The sounds of gunfire and exploding bombs cut through the cold and otherwise quiet, Pennsylvania night. Calls from the "wounded" only add to the chaos on a mock battlefield in Fort Indiantown Gap, Pennsylvania.
Each October, students at the Uniformed Services University of the Health Sciences School of Medicine and Graduate School of Nursing participate in a grueling, four-day-long medical field practicum nicknamed "Operation Bushmaster" at an Army National Guard training base in central Pennsylvania.
Hundreds of military health care providers and Emergency Medicine experts fly in from all over the United States to help run this one-of-a-kind exercise. Bushmaster augments lessons students learn in the classroom "There is no other medical school that runs anything like this," said Major (Dr.) Kevin Semelrath, the Course Director for Operation Bushmaster. Since all USUHS graduates end up deployed in the military health system at some point in their careers, the exercise helps prepare them for what they will see in their future service.
Operation Bushmaster, in some form, has been a part of the curriculum at USUHS since it was founded in 1972. Over the years, the focus of the exercise has shifted from medical care to leadership. Students are urged to think about how they would lead others in their platoon in addition to medical outcomes of their patients.
It serves as the final exam for the Military and Contingency Medicine course, in which classes are woven throughout the four-year medical curriculum. Students are immersed in Bushmaster during their first couple of months of medical school by filling roles as wounded patients in the exercise. According to Cameron Elward, M4, who recently completed this year's iteration of Operation Bushmaster, students "learn about the different echelons of care in the military" throughout the course.
Students also gain a strong understanding of the military health system and its challenges.
The purpose of the entire activity "is really to move our students to see themselves as military medical officers," Major Semelrath explained. The operation itself includes M4s, senior nursing students, and medical students from partner nations including the UK, France, Mexico, Japan, New Zealand, and Egypt.
This year, students were deployed to the fictional country, Atropia. Before deployment students spent two weeks in the classroom learning about Atropia and the skills they would need to succeed in the practicum. Among the many topics covered, the more noteworthy include medical threat analysis, clinical field medicine, and combat stress control.
During the four-day practicum portion, students participated in everything from global health engagement to combat casualties to media encounters.
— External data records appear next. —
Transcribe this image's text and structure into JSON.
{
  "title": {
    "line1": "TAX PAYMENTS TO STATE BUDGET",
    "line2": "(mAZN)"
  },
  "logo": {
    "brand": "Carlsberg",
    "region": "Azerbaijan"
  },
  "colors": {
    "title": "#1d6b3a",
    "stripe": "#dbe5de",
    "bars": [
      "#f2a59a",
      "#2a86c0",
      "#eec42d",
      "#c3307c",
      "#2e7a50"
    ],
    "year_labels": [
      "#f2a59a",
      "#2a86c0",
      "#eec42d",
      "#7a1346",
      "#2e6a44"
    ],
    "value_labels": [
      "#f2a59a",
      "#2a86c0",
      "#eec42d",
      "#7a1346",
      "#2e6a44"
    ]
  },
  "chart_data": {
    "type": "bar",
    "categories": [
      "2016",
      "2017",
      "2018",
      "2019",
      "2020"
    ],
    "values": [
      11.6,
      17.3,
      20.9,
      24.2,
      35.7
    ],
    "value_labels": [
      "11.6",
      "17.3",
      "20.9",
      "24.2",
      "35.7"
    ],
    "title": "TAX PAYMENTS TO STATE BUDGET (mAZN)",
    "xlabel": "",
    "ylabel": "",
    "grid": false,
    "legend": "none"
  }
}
Students are rotated through various leadership roles every four hours, which is a "day" in the fictional world of Atropia. Leadership roles include Platoon Leader, Assistant Platoon Leader, Surgeon, Combat Stress Control, Ambulance Team Lead, and Preventive Medicine lead. Students are unaware of when they are going to be cast in the various roles, making adaptability a key component of attaining success in the operation.
Elward and Lucas Miller, both M4s with extensive experience in Special Forces and the National Guard, both agreed that the Platoon Leader and Assistant Platoon Leader roles were the most stressful. According to Miller, "they're throwing a million things at you, and the natural reaction is to get pulled into each little thing. You have to pull back, task organize, and dish out to your other team leaders. That way you're talking to five people versus 30."
One of the key skills faculty emphasized in the course and throughout the four-week experience was the importance of the continuity of information in a constantly changing environment. As platoon leadership changes so rapidly, information handoffs become essential to providing good care. When reflecting on Operation Bushmaster, Miller noted leadership and resiliency to be key skills necessary for success.
"The operation was particularly challenging because of the 18+ hour-long days and sleeping in the cold, being placed in leadership roles that are outside of your comfort zone, and trying to balance all the medical knowledge we've learned with leadership skills," said Elward. But despite tough conditions, the students deeply appreciate the effort and time invested by the 100+ faculty members involved who helped create the best learning experience for them. Both students independently expressed how much fun they had during the exercise despite the level of stress. Even Miller who has participated in other simulation exercises in past military training cited it as "absolutely beneficial, and an amazing, very well put together exercise."
Simulation in medical education
Operation Bushmaster is the most complex and intricate simulation that students participate in during their time at USUHS. But it is also not the first simulation they participate in during their medical education. As far as leadership and handling medical care in combat scenarios go, "It was crawl, walk, run. They built us up throughout medical school, culminating with Bushmaster," said Miller.
USUHS does an excellent job of ensuring students are confident in their practical medical and leadership skills--something that most other medical schools leave residency programs to handle. Miller said, "I want to make a mistake when it doesn't matter. What I don't want to do is make a mistake when it does matter and cost someone their life. Exercises like this are invaluable for that."
After the capstone experience that they've been working up to for four years, students return to clinical rotations and head off to residency. Cameron Elward hopes to head into Pediatrics while Lucas Miller hopes to head into Emergency Medicine.